Nature Notes – Jan 2026
Listening for ‘Lesser Spotteds’
If you are a regular watcher of wildlife programmes, you will be familiar with “trail cams”. These are small cameras attached to a tree or post that are triggered by movement. They capture images of shy and nocturnal mammals moving along forest trails, often at night.
Listening for birdsong
Trying to find rare songbirds in dense woodland can now be assisted by the “aural” equivalent of the trail camera – a passive acoustic monitor. These are set to record from before sunrise each day and moved around the forest every few days. An observer moving slowly through the wood might pick up some songs and calls. But they may miss intermittent song and calls hidden within a noisy dawn chorus or background traffic noise. Recordings made over an extended time and analysed using artificial intelligence can detect more sounds. It can be programmed to weed out similar calls and songs of other species and the noises of the forest, caused for instance by the movement of branches in a breeze.
Lesser Spotted Woodpeckers

An article in the December edition of British Birds magazine described how the population of Lesser Spotted Woodpeckers is being monitored in the New Forest.

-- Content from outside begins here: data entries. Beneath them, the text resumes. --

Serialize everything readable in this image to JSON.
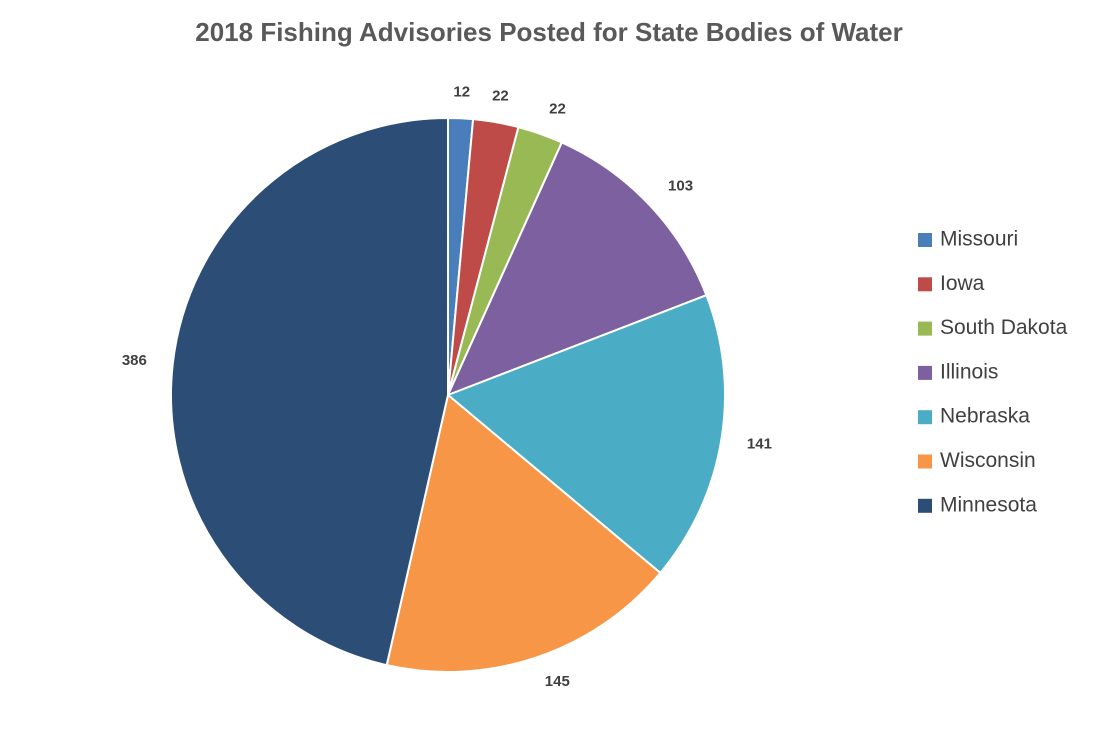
{
  "chart_data": {
    "type": "pie",
    "title": "2018 Fishing Advisories Posted for State Bodies of Water",
    "categories": [
      "Missouri",
      "Iowa",
      "South Dakota",
      "Illinois",
      "Nebraska",
      "Wisconsin",
      "Minnesota"
    ],
    "values": [
      12,
      22,
      22,
      103,
      141,
      145,
      386
    ],
    "colors": [
      "#4a7ebb",
      "#be4b48",
      "#98b954",
      "#7d60a0",
      "#4bacc6",
      "#f79646",
      "#2c4d75"
    ],
    "legend": "right"
  }
}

This species is a rapidly declining species in the UK. Its “song” is drumming of its beak on the trunk or branch of a tree, and it has a high pitched call. These are not too dissimilar to those of its larger relative, the Great Spotted Woodpecker. They can be separated by experienced birders. AI (Artificial Intelligence) and the sonograms that it produces are potentially more reliable.
The New Forest trial made a number of interesting discoveries and helped to refine the AI programme. Successful males “drummed” for a relatively short period in March and April. However unpaired males continued drumming into May and June. Drumming and calling were often for a short time period and often early in the morning. Perhaps most encouragingly; the population in the study area was greater than previously thought. This included birds in areas of the forest not previously thought to hold this species. The methodology has now been used in other southern counties with known Lesser Spotted population, and new territories are being found in these areas too.

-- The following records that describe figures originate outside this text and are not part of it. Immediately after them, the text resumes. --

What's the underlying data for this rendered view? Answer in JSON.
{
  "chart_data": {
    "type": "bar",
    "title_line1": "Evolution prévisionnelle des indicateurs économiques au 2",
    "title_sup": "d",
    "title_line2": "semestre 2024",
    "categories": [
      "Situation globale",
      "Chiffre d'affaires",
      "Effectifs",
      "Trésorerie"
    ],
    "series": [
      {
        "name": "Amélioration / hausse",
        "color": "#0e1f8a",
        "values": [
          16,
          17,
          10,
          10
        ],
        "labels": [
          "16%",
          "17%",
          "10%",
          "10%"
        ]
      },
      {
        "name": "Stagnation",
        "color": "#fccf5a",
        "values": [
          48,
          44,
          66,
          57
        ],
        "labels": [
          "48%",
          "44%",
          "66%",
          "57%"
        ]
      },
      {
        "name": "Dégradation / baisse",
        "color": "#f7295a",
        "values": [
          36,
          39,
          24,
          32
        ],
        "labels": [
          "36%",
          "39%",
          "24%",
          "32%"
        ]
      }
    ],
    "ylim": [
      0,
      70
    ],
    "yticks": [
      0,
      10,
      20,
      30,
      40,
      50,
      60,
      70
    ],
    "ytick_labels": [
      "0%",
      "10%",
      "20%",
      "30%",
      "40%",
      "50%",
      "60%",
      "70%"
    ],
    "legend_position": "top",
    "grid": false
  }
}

You might ask what have woodpeckers in the New Forest to do with Kibworth?
The answer is that twenty years ago it was possible to walk the canal towpath between Wistow and Fleckney in late March or April and expect to find all three British woodpeckers in a morning. Sadly there now seem to be no Lesser Spotted Woodpeckers in Leicestershire or Rutland. Other elusive species such as Willow Tit, Tree Sparrow, Turtle Dove and Nightingale are at best hanging on by a “wing-tip”.
The next comprehensive survey of British bird populations will be undertaken between 2028 and 2031. By then it may be possible to use acoustic monitors more widely. This will enhance our knowledge of populations of shy woodland species.